Tuesday, 12 June 2012

Paperback Books

Published in The Clearing House, Vol. 34, No. 2 (Oct., 1959)


BARGAIN BOOKS
The paperback has made it possible for everyone to become his own librarian. The public school is the place where we teachers will decide how much of the paperback’s enormous potential for self-development will be realized. We intend in this roundup of paperbacks, old and new, to tell you how much pleasure and value we have derived from some of these bargain books. Consider this an open forum on paperbacks, were you can exchange opinions on other titles as well as ideas on how to use them in the classroom.

Medieval People by Eileen Power. New York: Doubleday Anchor Books, 1954. 238 pages, 85 cents.
A fascinating social history of the daily lives of six medieval people—some ordinary, some extraordinary. The ordinary lives of a clothier, a housewife, a peasant, and a merchant are models of history reconstructed from such “uninteresting” documents as wills, monumental brasses, and household accounts. The extraordinary lives of Marco Polo and Mme Eglantyne (Chaucer’s Prioress) offer insights into political and literary history as well.

All the King’s Men by Robert Penn Warren. New York: Bantam Books, Inc., 1959. 438 pages, 50 cents.
A novel about a young man’s search for tenable ideals in a world of such complications s a demagogue not wholly corrupt and an idealist whose values are ineffective. Jack Burden’s encounter with good and evil, his confusion about the meaning of the past, are the struggle of everyman thinking his way to a personal ethic. A classic novel about ethics in private and political life.

The Fifty-Minute Hour by Robert Linder. New York: Bantam Books, Inc., 1956. 207 pages, 35 cents.
Five true stories of psychoanalytic cases dramatize how Freudian method discovers through analysis the origin of such disturbances as compulsive eating, violent aggression, and epileptic-type seizures. The accounts demonstrate the difficulties—and dangers even—that the psychoanalyst encounters in his work. Written in a style to engage even those who may disparage the science, the collection shows how the psychiatrist is worthy of his hire.
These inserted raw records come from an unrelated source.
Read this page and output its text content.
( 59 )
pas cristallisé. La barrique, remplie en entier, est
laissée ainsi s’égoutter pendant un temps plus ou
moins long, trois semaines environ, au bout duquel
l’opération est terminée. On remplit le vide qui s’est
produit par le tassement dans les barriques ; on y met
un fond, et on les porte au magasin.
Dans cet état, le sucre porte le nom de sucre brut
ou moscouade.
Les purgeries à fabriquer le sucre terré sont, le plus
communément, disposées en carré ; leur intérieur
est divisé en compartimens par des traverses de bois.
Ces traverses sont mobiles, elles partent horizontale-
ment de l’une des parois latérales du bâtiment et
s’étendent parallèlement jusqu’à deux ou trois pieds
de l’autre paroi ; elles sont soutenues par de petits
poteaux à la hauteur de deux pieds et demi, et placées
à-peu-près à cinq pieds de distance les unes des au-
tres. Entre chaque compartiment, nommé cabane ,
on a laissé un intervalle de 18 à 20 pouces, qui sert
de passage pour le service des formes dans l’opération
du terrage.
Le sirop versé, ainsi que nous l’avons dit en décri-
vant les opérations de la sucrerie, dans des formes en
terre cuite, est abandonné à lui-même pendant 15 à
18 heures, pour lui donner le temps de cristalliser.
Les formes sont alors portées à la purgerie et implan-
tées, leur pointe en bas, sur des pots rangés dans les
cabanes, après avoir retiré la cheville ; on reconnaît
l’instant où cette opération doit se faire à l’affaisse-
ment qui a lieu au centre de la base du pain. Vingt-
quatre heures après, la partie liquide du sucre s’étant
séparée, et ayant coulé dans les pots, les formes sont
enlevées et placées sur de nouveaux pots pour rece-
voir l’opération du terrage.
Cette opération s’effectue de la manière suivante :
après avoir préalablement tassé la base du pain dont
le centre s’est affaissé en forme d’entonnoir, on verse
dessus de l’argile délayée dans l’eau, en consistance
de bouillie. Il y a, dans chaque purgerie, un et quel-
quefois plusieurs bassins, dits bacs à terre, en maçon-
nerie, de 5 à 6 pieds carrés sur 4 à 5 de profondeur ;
Separate Tables by Terence Rattigan. New York: New American Library of World Literature, Inc., 1959. 127 pages, 35 cents.
The original scripts of the two plays that later merged in one movie give the student an opportunity to study the art and dynamics of adaptation from one medium to another. Analysis of changes between script and screen (why does Rattigan’s left-wing writer become Hollywood’s ex-GI?), casting, and direction will teach much about both dramatic writing and movie production.